One of the great discoveries of 20th century mathematics was that any dispute about the validity of a mathematical proof can always be resolved. That is the case put forward by the English mathematician Sir Timothy Gowers in his book “Mathematics: A Very Short Introduction”, written for the general reader.
This is because every mathematical argument can always be broken down into even smaller substeps, which would result in even more clearly valid substeps every time. It follows therefore that in principle every dispute about a proof must eventually come to an end.
Nevertheless, there are very long and complex proofs or unresolved problems for which most mathematicians cannot say with absolute certainty that there is no error somewhere within the long sequence of substeps or whether it will ever come to an end.
In view of the above, why isn't mathematical research impossible? Timothy Gower will visit ETH Zurich on Wednesday to answer this question as part of this year's Wolfgang Pauli Lectures (see box).
No fear of the big questions
Gowers is a mathematics Professor at Cambridge who specialises in a number of areas, particularly in the theory of Banach spaces and combinatorics. In 1998, he was awarded the Fields Medal in Berlin for his remarkable solutions of mathematical problems, some of which were posed by the Polish mathematician Stefan Banach (1892-1945) in the 1930s. Gowers is known for his ability to familiarise a lay audience with mathematical ideas. He was knighted in 2012 for his services to mathematics.
Timothy Gowers does not avoid the major, unresolved problems. On the contrary, he claims that mathematical research mainly stands out through its capacity to tackle unresolved and particularly difficult problems.
Moreover, he also looks at the not uncontroversial issue of whether computers are better at solving the most difficult mathematical problems – or are complicated proofs the exclusive domain of human beings?
The computer and us
In his lecture, Sir Timothy will address the problem that it is computationally hard to determine whether a given mathematical statement can really be proven. There is no general algorithm and therefore no rule to resolve and ultimately answer this problem in a finite number of well-defined and specific steps.
Even if the problem is deliberately restricted to proofs of a specific maximum length, it remains uncertain whether an algorithm can identify a proof within a reasonable time. Gowers argues that human beings, on the other hand, always somehow manage to find even long and complex proofs. Does that mean the human mind is superior to the computer?
Gowers will argue in his Wolfgang Pauli Lecture that this seeming paradox can be resolved without appealing to some mysterious property of the human brain that computers could never hope to emulate.
Gowers claims in his very short introduction that computerised performance will develop over the next hundred years and gradually be able to emulate mathematicians in more areas until they eventually will supplant us entirely.
To the limits of calculation and proof
The lecture comes down to the possibilities and limits of the algorithmic method and specific questions relating to the so-called theory of computation and mathematical proof – two research fields that incorporate mathematics as well as logic and computer science. “Personally, I am curious about the new ideas about these two theories with which Gowers plans to surprise the audience”, says Rahul Pandharipande, ETH Professor of mathematics and host of this year's Wolfgang Pauli lectures.
Could the answer possibly lie in not having people and computers working against each other but instead in a division of labour? In 2009, he called in his mathematics blog “
Gowers's Weblog.
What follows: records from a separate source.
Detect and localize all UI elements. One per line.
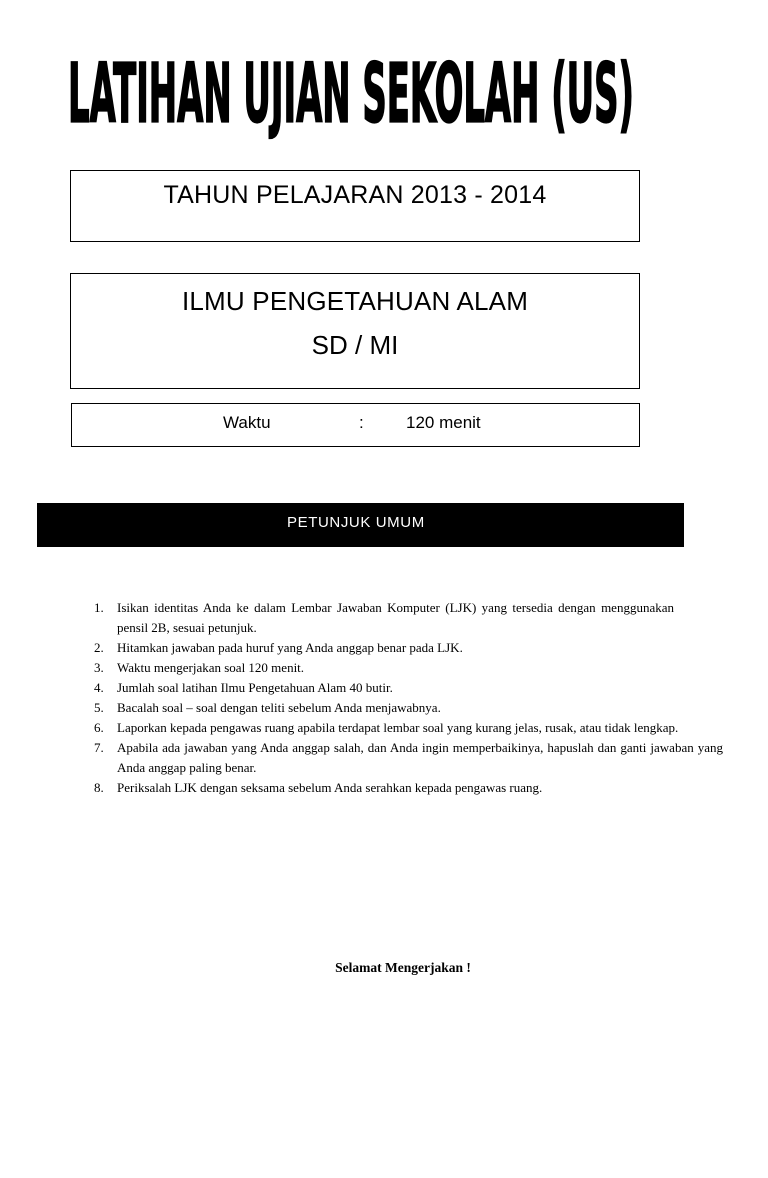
list-item-text: Hitamkan jawaban pada huruf yang Anda anggap benar pada LJK. (117, 640, 463, 655)
instructions-list (80, 598, 730, 798)
list-item-text: Apabila ada jawaban yang Anda anggap salah, dan Anda ingin memperbaikinya, hapuslah dan ganti jawaban yang Anda anggap paling benar. (117, 740, 723, 775)
list-item-number: 4. (94, 680, 104, 695)
list-item-text: Laporkan kepada pengawas ruang apabila terdapat lembar soal yang kurang jelas, rusak, atau tidak lengkap. (117, 720, 679, 735)
section-header-text: PETUNJUK UMUM (287, 514, 425, 531)
list-item-text: Bacalah soal – soal dengan teliti sebelum Anda menjawabnya. (117, 700, 441, 715)
closing-message: Selamat Mengerjakan ! (335, 960, 471, 975)
list-item-number: 6. (94, 720, 104, 735)
list-item-text: Waktu mengerjakan soal 120 menit. (117, 660, 305, 675)
time-value: 120 menit (406, 413, 481, 432)
section-header-banner (37, 503, 684, 547)
page-title-wordart (60, 52, 640, 162)
list-item (80, 738, 730, 778)
list-item-text: Periksalah LJK dengan seksama sebelum Anda serahkan kepada pengawas ruang. (117, 780, 543, 795)
list-item-number: 1. (94, 600, 104, 615)
list-item (80, 698, 730, 718)
page-title-text: LATIHAN UJIAN SEKOLAH (US) (68, 52, 635, 142)
list-item-number: 7. (94, 740, 104, 755)
list-item-number: 8. (94, 780, 104, 795)
list-item-text: Jumlah soal latihan Ilmu Pengetahuan Alam 40 butir. (117, 680, 393, 695)
subject-box (70, 273, 640, 389)
time-box (71, 403, 640, 447)
time-label: Waktu (223, 413, 271, 432)
page-title (60, 52, 640, 162)
academic-year-box (70, 170, 640, 242)
school-level: SD / MI (311, 330, 399, 360)
list-item (80, 638, 730, 658)
time-colon: : (359, 413, 364, 432)
list-item (80, 778, 730, 798)
list-item (80, 718, 730, 738)
list-item (80, 658, 730, 678)
list-item-number: 3. (94, 660, 104, 675)
list-item (80, 598, 730, 638)
list-item-number: 5. (94, 700, 104, 715)
list-item (80, 678, 730, 698)
academic-year-text: TAHUN PELAJARAN 2013 - 2014 (163, 181, 547, 209)
subject-name: ILMU PENGETAHUAN ALAM (181, 286, 529, 316)
list-item-text: Isikan identitas Anda ke dalam Lembar Jawaban Komputer (LJK) yang tersedia dengan menggunakan pensil 2B, sesuai petunjuk. (117, 600, 674, 635)
list-item-number: 2. (94, 640, 104, 655)
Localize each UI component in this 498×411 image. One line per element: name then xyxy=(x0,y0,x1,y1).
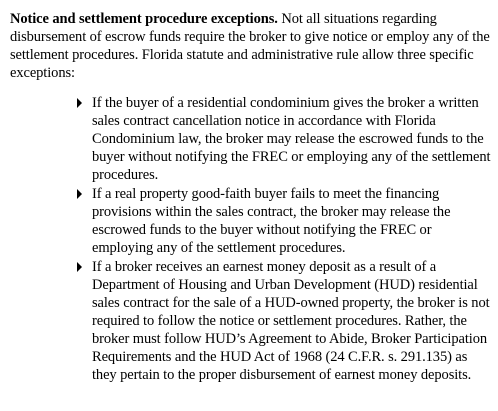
exception-item-condominium xyxy=(10,94,494,184)
exception-text: If a real property good-faith buyer fails to meet the financing provisions within the sales contract, the broker may release the escrowed funds to the buyer without notifying the FREC or employing any of the settlement procedures. xyxy=(92,186,451,256)
exception-text: If a broker receives an earnest money deposit as a result of a Department of Housing and Urban Development (HUD) residential sales contract for the sale of a HUD-owned property, the broker is not required to follow the notice or settlement procedures. Rather, the broker must follow HUD’s Agreement to Abide, Broker Participation Requirements and the HUD Act of 1968 (24 C.F.R. s. 291.135) as they pertain to the proper disbursement of earnest money deposits. xyxy=(92,259,490,383)
document-body xyxy=(10,10,494,385)
exception-item-hud xyxy=(10,258,494,384)
intro-paragraph xyxy=(10,10,494,82)
exception-text: If the buyer of a residential condominium gives the broker a written sales contract cancellation notice in accordance with Florida Condominium law, the broker may release the escrowed funds to the buyer without notifying the FREC or employing any of the settlement procedures. xyxy=(92,95,491,183)
exceptions-list xyxy=(10,94,494,384)
right-triangle-bullet-icon xyxy=(77,98,82,108)
exception-item-financing xyxy=(10,185,494,257)
right-triangle-bullet-icon xyxy=(77,189,82,199)
section-heading: Notice and settlement procedure exceptions. xyxy=(10,11,278,27)
intro-text: Not all situations regarding disbursement of escrow funds require the broker to give notice or employ any of the settlement procedures. Florida statute and administrative rule allow three specific exceptions: xyxy=(10,11,490,81)
right-triangle-bullet-icon xyxy=(77,262,82,272)
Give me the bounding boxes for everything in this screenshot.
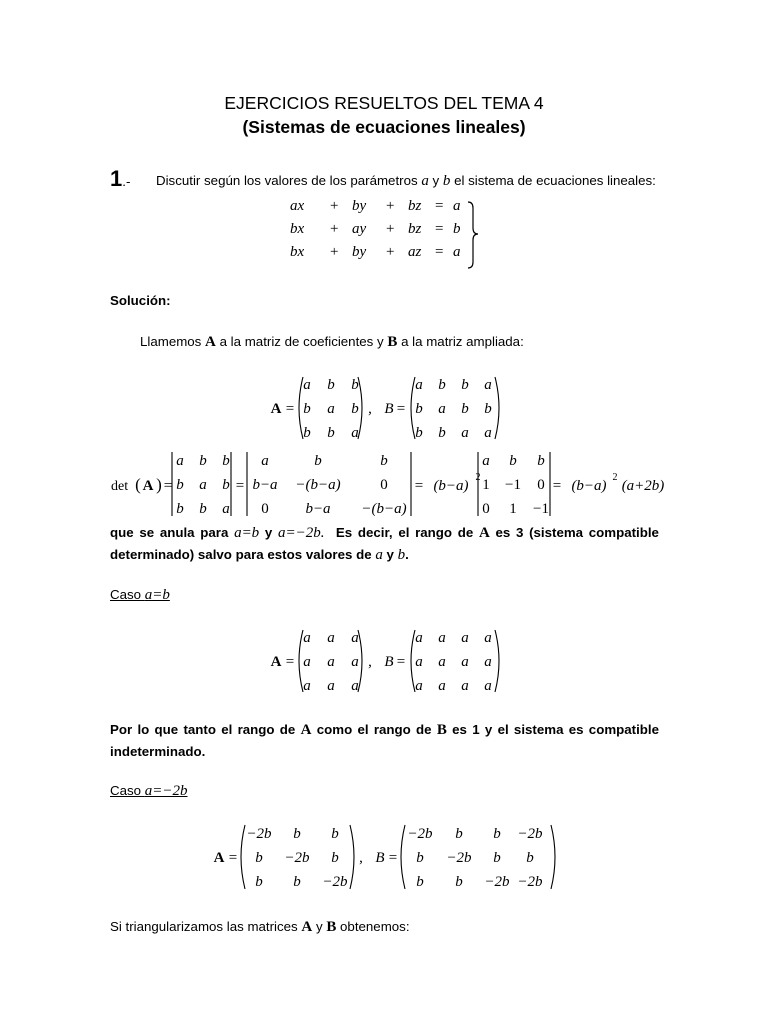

Mathematics related discussions
” for many mathematicians to come together online and cooperate informally to find the best way to resolve the most challenging mathematical problems. The Polymath project did in fact deliver new results.
In his book, Gowers answers the question: “How is mathematical research possible?” by saying that mathematical problems should be challenging enough to leave just a glimmer of hope that they can be resolved.